In 2011, Slesak et al., evaluated the ZN staining and its modification to diagnose paragonimiasis. Slesak et al. stated that Paragonimus eggs were clearly visible in direct examination and in ZN staining. Paragonimus eggs appeared brownish reddish in ZN staining [18]. Moreover, ZN staining has the potential to aid in epidemiological research regarding paragonimiasis.

ZN staining has also been reported to be able to detect Cryptosporidium sp. and Isospora belli, which are the most common opportunistic entero-parasites in patients with AIDS that cause diarrhoea. Pacheco et al. [3], in 2013 analysed stool samples for Cryptosporidium and Isospora belii using modified ZN, safranin (SF) and auramine (AR). Sample concentration was done to eliminate debris for a clearer examination and to increase the chance of protozoa cysts, especially in asymptomatic individuals with low parasite discharge [3].

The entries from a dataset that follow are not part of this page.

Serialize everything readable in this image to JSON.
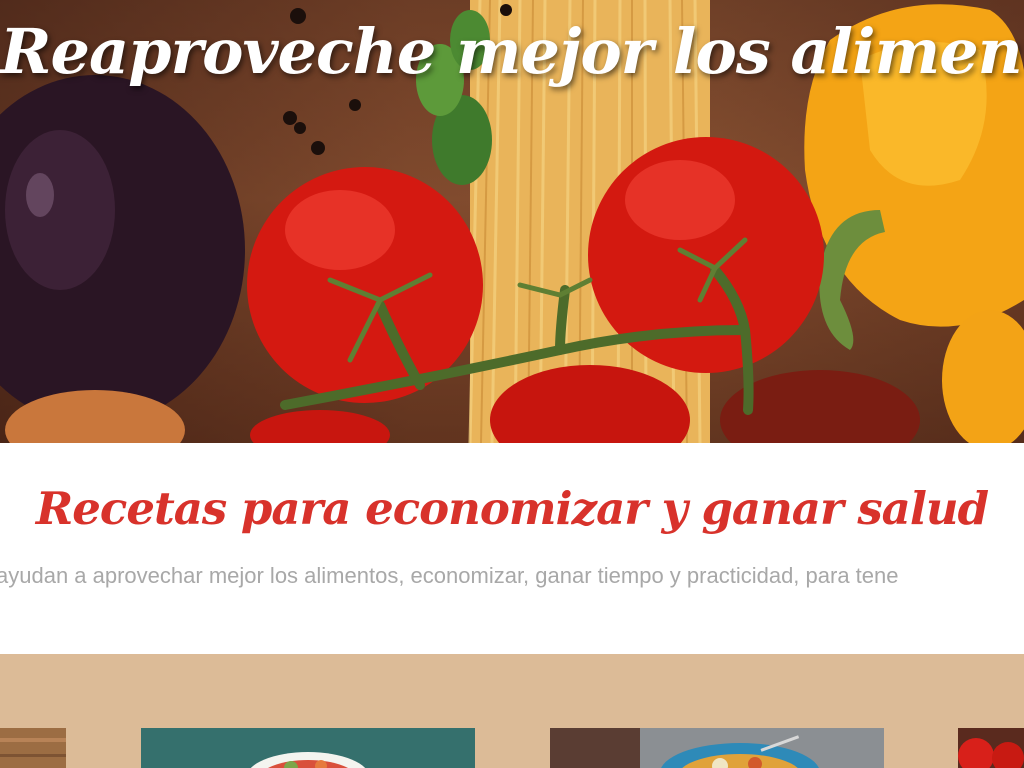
{
  "hero": {
    "title": "Reaproveche mejor los alimentos",
    "image_icon": "vegetables-photo"
  },
  "intro": {
    "title": "Recetas para economizar y ganar salud",
    "text": "ayudan a aprovechar mejor los alimentos, economizar, ganar tiempo y practicidad, para tene"
  },
  "colors": {
    "accent": "#d8322b",
    "band": "#dcbb97",
    "muted_text": "#a8a8a8"
  },
  "cards": [
    {
      "name": "recipe-card-1",
      "icon": "wood-photo"
    },
    {
      "name": "recipe-card-2",
      "icon": "salad-bowl-photo"
    },
    {
      "name": "recipe-card-3",
      "icon": "food-plate-photo"
    },
    {
      "name": "recipe-card-4",
      "icon": "tomatoes-photo"
    }
  ]
}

The sample concentration performed using the sedimentation by centrifugation technique yielded more Isospora belli parasites. Pachecho et al., also stated that a significantly higher proportion of Cryptosporidium sp. oocytes was also observed in faecal smears stained by ZN (p = 0,01) and AR (p=0,05) when compared to those stained using SF [3].

Cyclospora cayetanensis is a coccidian parasite known to cause diarrhoea. The diagnosis of Cyclosporiasis is usually made by finding the spherical oocytes in stool samples which are stained with the ZN method or by auto fluorescence under UV illumination.

Di Gliullo et al. [4], in 2000 reported that they found Cyclospora cayetanensis in a sputum sample of a patient with weight loss, purulent expectoration and a history of pulmonary tuberculosis. Upon modified Ziehl-Neelsen (Kinyoun technique) examination of the sputum sample, large spherical acid-fast Cyclospora cayetanensis oocytes were found [4].